Giving the second A to Kirill Kaprizov after Matt Dumba left was a no-brainer. While many would assume it’s simply because of his superstar status, there is more to it. He isn’t the kind of vapid superstar who steps on the ice and expects the world to clap.

Kaprizov is battling alongside his teammates every day on the ice, willing to step into board battles and scrums that other big names would simply skate by. He’s got the skills of a top-of-the-league point producer with the mentality of a fourth-line grinder who’s just trying to make sure his bills are paid. At the end of the day, Kaprizov didn’t just get the A for being the best player on the team. He got it because he raises everyone else every day.

Down, But Never Out

Maybe it’s a cliché, but the mark of a great team is that they may get down, but they’re never out. The Wild has had this mentality this season, which is why making a deeper run in the Cup seems more feasible than in previous years. Not only are they seemingly able to put losses behind them relatively quickly, but they’re even able to pick up the pace mid-game.

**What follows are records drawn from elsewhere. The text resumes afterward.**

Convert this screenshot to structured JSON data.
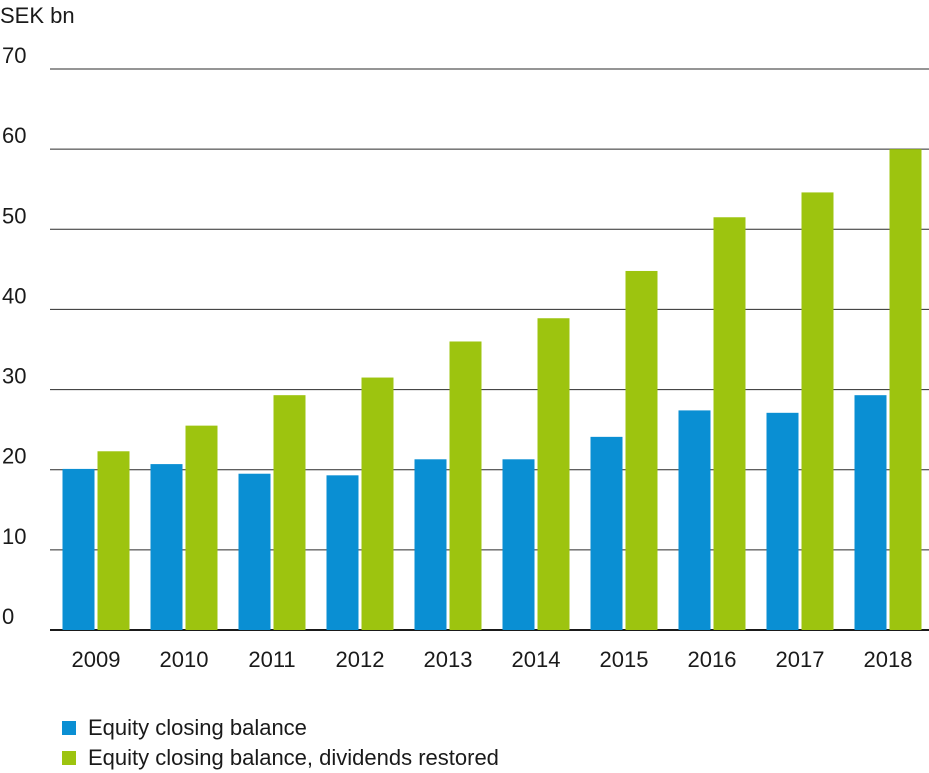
{
  "chart_data": {
    "type": "bar",
    "ylabel": "SEK bn",
    "ylim": [
      0,
      70
    ],
    "yticks": [
      0,
      10,
      20,
      30,
      40,
      50,
      60,
      70
    ],
    "categories": [
      "2009",
      "2010",
      "2011",
      "2012",
      "2013",
      "2014",
      "2015",
      "2016",
      "2017",
      "2018"
    ],
    "series": [
      {
        "name": "Equity closing balance",
        "color": "#0a8fd3",
        "values": [
          20.1,
          20.7,
          19.5,
          19.3,
          21.3,
          21.3,
          24.1,
          27.4,
          27.1,
          29.3
        ]
      },
      {
        "name": "Equity closing balance, dividends restored",
        "color": "#9dc40f",
        "values": [
          22.3,
          25.5,
          29.3,
          31.5,
          36.0,
          38.9,
          44.8,
          51.5,
          54.6,
          60.0
        ]
      }
    ],
    "grid": true,
    "legend_position": "bottom-left"
  }
}
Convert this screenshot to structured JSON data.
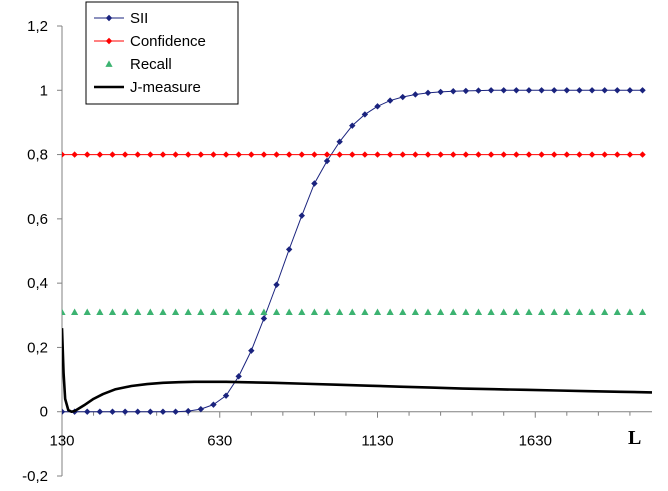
{
  "chart_data": {
    "type": "line",
    "title": "",
    "xlabel": "L",
    "ylabel": "",
    "xlim": [
      130,
      2000
    ],
    "ylim": [
      -0.2,
      1.2
    ],
    "x_ticks": [
      130,
      630,
      1130,
      1630
    ],
    "x_tick_labels": [
      "130",
      "630",
      "1130",
      "1630"
    ],
    "y_ticks": [
      -0.2,
      0,
      0.2,
      0.4,
      0.6,
      0.8,
      1,
      1.2
    ],
    "y_tick_labels": [
      "-0,2",
      "0",
      "0,2",
      "0,4",
      "0,6",
      "0,8",
      "1",
      "1,2"
    ],
    "grid": false,
    "legend_position": "top-left",
    "series": [
      {
        "name": "SII",
        "color": "#1a237e",
        "marker": "diamond",
        "x": [
          130,
          170,
          210,
          250,
          290,
          330,
          370,
          410,
          450,
          490,
          530,
          570,
          610,
          650,
          690,
          730,
          770,
          810,
          850,
          890,
          930,
          970,
          1010,
          1050,
          1090,
          1130,
          1170,
          1210,
          1250,
          1290,
          1330,
          1370,
          1410,
          1450,
          1490,
          1530,
          1570,
          1610,
          1650,
          1690,
          1730,
          1770,
          1810,
          1850,
          1890,
          1930,
          1970
        ],
        "y": [
          0,
          0,
          0,
          0,
          0,
          0,
          0,
          0,
          0,
          0,
          0.002,
          0.008,
          0.022,
          0.05,
          0.11,
          0.19,
          0.29,
          0.395,
          0.505,
          0.61,
          0.71,
          0.78,
          0.84,
          0.89,
          0.925,
          0.95,
          0.968,
          0.979,
          0.987,
          0.992,
          0.995,
          0.997,
          0.998,
          0.999,
          1,
          1,
          1,
          1,
          1,
          1,
          1,
          1,
          1,
          1,
          1,
          1,
          1
        ]
      },
      {
        "name": "Confidence",
        "color": "#ff0000",
        "marker": "diamond",
        "x": [
          130,
          170,
          210,
          250,
          290,
          330,
          370,
          410,
          450,
          490,
          530,
          570,
          610,
          650,
          690,
          730,
          770,
          810,
          850,
          890,
          930,
          970,
          1010,
          1050,
          1090,
          1130,
          1170,
          1210,
          1250,
          1290,
          1330,
          1370,
          1410,
          1450,
          1490,
          1530,
          1570,
          1610,
          1650,
          1690,
          1730,
          1770,
          1810,
          1850,
          1890,
          1930,
          1970
        ],
        "y": [
          0.8,
          0.8,
          0.8,
          0.8,
          0.8,
          0.8,
          0.8,
          0.8,
          0.8,
          0.8,
          0.8,
          0.8,
          0.8,
          0.8,
          0.8,
          0.8,
          0.8,
          0.8,
          0.8,
          0.8,
          0.8,
          0.8,
          0.8,
          0.8,
          0.8,
          0.8,
          0.8,
          0.8,
          0.8,
          0.8,
          0.8,
          0.8,
          0.8,
          0.8,
          0.8,
          0.8,
          0.8,
          0.8,
          0.8,
          0.8,
          0.8,
          0.8,
          0.8,
          0.8,
          0.8,
          0.8,
          0.8
        ]
      },
      {
        "name": "Recall",
        "color": "#3cb371",
        "marker": "triangle",
        "x": [
          130,
          170,
          210,
          250,
          290,
          330,
          370,
          410,
          450,
          490,
          530,
          570,
          610,
          650,
          690,
          730,
          770,
          810,
          850,
          890,
          930,
          970,
          1010,
          1050,
          1090,
          1130,
          1170,
          1210,
          1250,
          1290,
          1330,
          1370,
          1410,
          1450,
          1490,
          1530,
          1570,
          1610,
          1650,
          1690,
          1730,
          1770,
          1810,
          1850,
          1890,
          1930,
          1970
        ],
        "y": [
          0.31,
          0.31,
          0.31,
          0.31,
          0.31,
          0.31,
          0.31,
          0.31,
          0.31,
          0.31,
          0.31,
          0.31,
          0.31,
          0.31,
          0.31,
          0.31,
          0.31,
          0.31,
          0.31,
          0.31,
          0.31,
          0.31,
          0.31,
          0.31,
          0.31,
          0.31,
          0.31,
          0.31,
          0.31,
          0.31,
          0.31,
          0.31,
          0.31,
          0.31,
          0.31,
          0.31,
          0.31,
          0.31,
          0.31,
          0.31,
          0.31,
          0.31,
          0.31,
          0.31,
          0.31,
          0.31,
          0.31
        ]
      },
      {
        "name": "J-measure",
        "color": "#000000",
        "marker": "none",
        "x": [
          130,
          135,
          140,
          150,
          160,
          170,
          180,
          200,
          230,
          260,
          300,
          350,
          400,
          450,
          500,
          550,
          600,
          650,
          700,
          800,
          900,
          1000,
          1100,
          1200,
          1300,
          1400,
          1500,
          1600,
          1700,
          1800,
          1900,
          2000
        ],
        "y": [
          0.26,
          0.12,
          0.04,
          0.005,
          0,
          0.002,
          0.008,
          0.02,
          0.04,
          0.055,
          0.07,
          0.08,
          0.086,
          0.09,
          0.092,
          0.093,
          0.093,
          0.093,
          0.092,
          0.09,
          0.087,
          0.084,
          0.081,
          0.078,
          0.075,
          0.072,
          0.07,
          0.068,
          0.066,
          0.064,
          0.062,
          0.06
        ]
      }
    ]
  }
}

Now, that doesn’t mean they always win. Hey, everyone has an off day. But more often than not, when the Wild start off playing in a way that makes us cringe, they find their way back and at least make a push to the very end. Sure, there are still lopsided losses, but most of those have occurred while some of their most important players (ahem, Joel Eriksson Ek) were injured or only became lopsided because of empty-net goals at the very end.

Either way, watching the Wild come back from a 3-0 deficit against the Chicago Blackhawks to win last week is proof positive that they might be down, but never out.

One For All and All For One

All of these things are what I’m looking for when I put my own children in team sports. I want them to learn, through the magic of hockey, that ultimately, they need to be able to depend on other human beings while also being dependable to everyone around them.

It’s a life lesson I hope they carry far beyond the world of hockey and into their everyday lives as they grow up in an uncertain world. Hopefully, all of us hockey lovers can remember that life lesson as well, because we need it these days.